Rolly: Big Diehl — indicted developer has all the right friends in all the right places

This is an archived article that was published on sltrib.com in 2017, and information in the article may be outdated. It is provided only for personal research purposes and may not be reprinted.

Terry Diehl — the indicted controversial millionaire developer who has filed for bankruptcy despite a lavish lifestyle — may have made questionable spending decisions (like losing hundreds of thousands of dollars at gambling tables), but he sure knows how to make friends and influence people when it comes to well-placed dough in the pockets of political campaigns.

The favoritism that Diehl received from elected officials and appointed boards was well documented in Sunday's Salt Lake Tribune.

But here's a little more history detailing how Diehl's wealth and choice of friends moved him into the high-rolling cliques of political officeholders and allowed him to cause mischief.

For example: What do Forrest Cuch, Kevin Jones, Ronald Rood, Derinna Kopp and Doug Clark have in common? They were fired from their state jobs after they expressed concerns about the Utah Transit Authority's proposed FrontRunner station in Draper.

Cuch, longtime director of the Division of Indian Affairs, was fired in 2011 by Gov. Gary Herbert for alleged insubordination. Cuch insisted his dismissal was over his objection to the proposed station site because it encroached on ancient American Indian ruins.

Herbert denied that.

A few months later, Jones, the state archaeologist; Rood, his deputy; and Kopp, an anthropologist, were laid off, supposedly because of budget cuts. They, too, had balked at the station's location.

Their terminations outraged archaeologists nationwide, who said Herbert had weakened state oversight of historic treasures.

The ousters of Cuch, Rood, Kopp and Jones inspired Clark to come out publicly, alleging that he was fired two years earlier as managing director for business growth in the Governor's Office of Economic Development for getting in the way of the same proposed FrontĀ­Runner site.

He said it was because former House Speaker Greg Curtis, R-Sandy, who later became a lobbyist for UTA, favored that site.

A state audit later referenced troubling agreements between UTA and a developer who was paid millions without delivering on his end of the bargain.

That developer had business ties to Diehl and bought development rights from him around a second Draper FrontRunner site, while Diehl was a friend and colleague of Rep. Greg Hughes, R-Draper, on the appointed UTA board. Hughes also favored that site.

Then there was the time Diehl and Hughes tag-teamed to derail a UTA financial adviser they blamed for the defeat of another member of their clique, former Rep. Mark Walker, R-Sandy, who was running for state treasurer in 2008.

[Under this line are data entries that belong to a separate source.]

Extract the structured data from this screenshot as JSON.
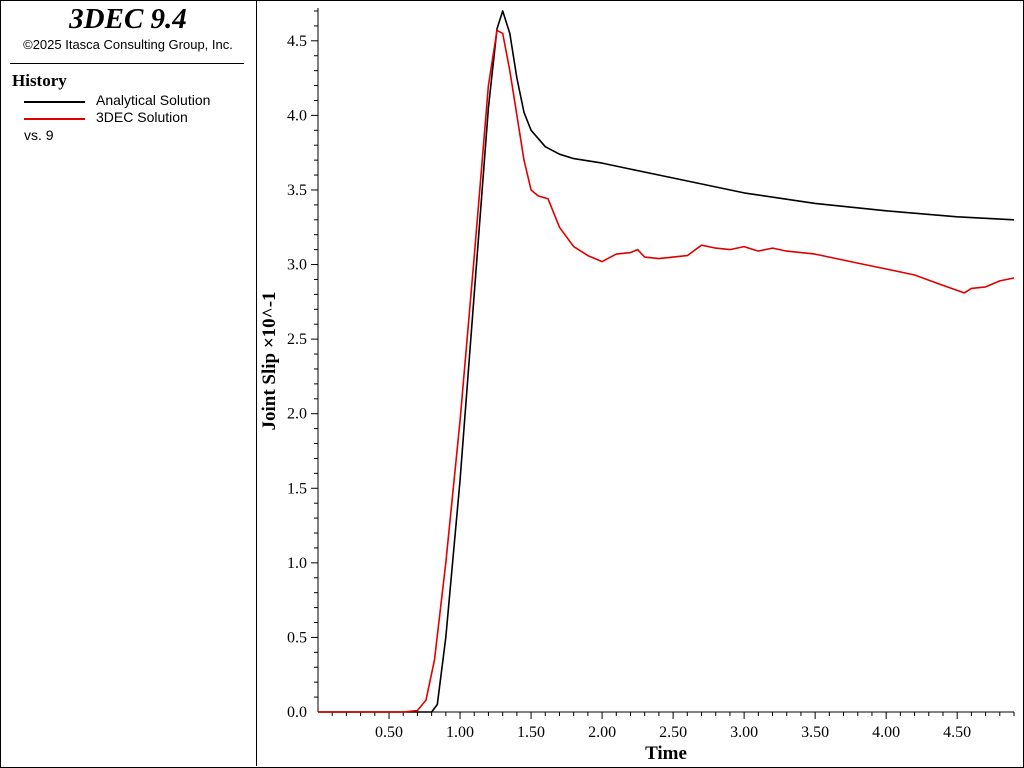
{
  "app": {
    "title": "3DEC 9.4",
    "copyright": "©2025 Itasca Consulting Group, Inc."
  },
  "legend": {
    "heading": "History",
    "vs_label": "vs. 9",
    "items": [
      {
        "label": "Analytical Solution",
        "color": "#000000"
      },
      {
        "label": "3DEC Solution",
        "color": "#e00000"
      }
    ]
  },
  "chart_data": {
    "type": "line",
    "xlabel": "Time",
    "ylabel": "Joint Slip ×10^-1",
    "xlim": [
      0,
      4.9
    ],
    "ylim": [
      0,
      4.72
    ],
    "x_ticks": [
      "0.50",
      "1.00",
      "1.50",
      "2.00",
      "2.50",
      "3.00",
      "3.50",
      "4.00",
      "4.50"
    ],
    "y_ticks": [
      "0.0",
      "0.5",
      "1.0",
      "1.5",
      "2.0",
      "2.5",
      "3.0",
      "3.5",
      "4.0",
      "4.5"
    ],
    "grid": false,
    "series": [
      {
        "name": "Analytical Solution",
        "color": "#000000",
        "points": [
          [
            0,
            0
          ],
          [
            0.8,
            0
          ],
          [
            0.84,
            0.05
          ],
          [
            0.9,
            0.5
          ],
          [
            1.0,
            1.55
          ],
          [
            1.1,
            2.8
          ],
          [
            1.2,
            4.05
          ],
          [
            1.26,
            4.58
          ],
          [
            1.3,
            4.7
          ],
          [
            1.35,
            4.55
          ],
          [
            1.4,
            4.25
          ],
          [
            1.45,
            4.02
          ],
          [
            1.5,
            3.9
          ],
          [
            1.6,
            3.79
          ],
          [
            1.7,
            3.74
          ],
          [
            1.8,
            3.71
          ],
          [
            2.0,
            3.68
          ],
          [
            2.2,
            3.64
          ],
          [
            2.5,
            3.58
          ],
          [
            3.0,
            3.48
          ],
          [
            3.5,
            3.41
          ],
          [
            4.0,
            3.36
          ],
          [
            4.5,
            3.32
          ],
          [
            4.9,
            3.3
          ]
        ]
      },
      {
        "name": "3DEC Solution",
        "color": "#e00000",
        "points": [
          [
            0,
            0
          ],
          [
            0.6,
            0
          ],
          [
            0.7,
            0.01
          ],
          [
            0.76,
            0.08
          ],
          [
            0.82,
            0.35
          ],
          [
            0.9,
            1.0
          ],
          [
            1.0,
            1.95
          ],
          [
            1.1,
            3.05
          ],
          [
            1.2,
            4.2
          ],
          [
            1.26,
            4.57
          ],
          [
            1.3,
            4.55
          ],
          [
            1.35,
            4.3
          ],
          [
            1.4,
            4.0
          ],
          [
            1.45,
            3.7
          ],
          [
            1.5,
            3.5
          ],
          [
            1.55,
            3.46
          ],
          [
            1.62,
            3.44
          ],
          [
            1.7,
            3.25
          ],
          [
            1.8,
            3.12
          ],
          [
            1.9,
            3.06
          ],
          [
            2.0,
            3.02
          ],
          [
            2.1,
            3.07
          ],
          [
            2.2,
            3.08
          ],
          [
            2.25,
            3.1
          ],
          [
            2.3,
            3.05
          ],
          [
            2.4,
            3.04
          ],
          [
            2.6,
            3.06
          ],
          [
            2.7,
            3.13
          ],
          [
            2.8,
            3.11
          ],
          [
            2.9,
            3.1
          ],
          [
            3.0,
            3.12
          ],
          [
            3.1,
            3.09
          ],
          [
            3.2,
            3.11
          ],
          [
            3.3,
            3.09
          ],
          [
            3.5,
            3.07
          ],
          [
            3.6,
            3.05
          ],
          [
            3.8,
            3.01
          ],
          [
            4.0,
            2.97
          ],
          [
            4.2,
            2.93
          ],
          [
            4.4,
            2.86
          ],
          [
            4.55,
            2.81
          ],
          [
            4.6,
            2.84
          ],
          [
            4.7,
            2.85
          ],
          [
            4.8,
            2.89
          ],
          [
            4.9,
            2.91
          ]
        ]
      }
    ]
  }
}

Walker was endorsed by most of his House colleagues for the GOP nomination, but his campaign came under a cloud. Carl Empey, whom he had worked with at Zions Bank, publicly asserted that Walker had asked him to approach the other Republican candidate, Deputy Treasurer Richard Ellis, about a scheme in which Ellis would drop out of the race. In return, Walker, when elected, would retain Ellis in his job and give him a raise.

Ellis eventually filed an ethics complaint against Walker with the Utah lieutenant governor's office. Ellis prevailed in the GOP primary and the general election.

When Empey, a public finance expert for Zions Bank and a longtime bond adviser for UTA, was testifying before the agency's board, Hughes questioned his legitimacy as an adviser. Diehl jumped in and questioned why Zions Bank was the only bond adviser and wondered whether other bids should be considered.

Empey eventually was forced to leave Zions Bank.

In November 2003, Diehl and his girlfriend left a downtown Salt Lake City bar in separate cars to drive to Diehl's home at the mouth of Big Cottonwood Canyon.

On the way, a Utah Highway Patrol trooper spotted the girlfriend speeding on Interstate 15 and attempted to pull her over, but she didn't yield and continued eastbound after taking the interchange onto Interstate 80.

Why didn't she yield? Because another Diehl friend and a recipient of his generous campaign largess was then-Salt Lake County Sheriff Aaron Kennard who had given Diehl permission to equip his car with police lights and a siren because Diehl was an honorary member of the search-and-rescue squad.

The trooper thought he was in a high-speed chase and called for backup. But the girlfriend thought the lights and siren came from Diehl, who she thought was just playing around with his toys.

Diehl, who witnessed what was happening, called her on her cellphone and told her she needed to pull over. They were real cops, he said, not him.

When she pulled off, Diehl pulled up behind to explain the misunderstanding. He and his girlfriend were cited with driving under the influence.

The charges against Diehl eventually were dropped after he completed a plea-in-abeyance agreement.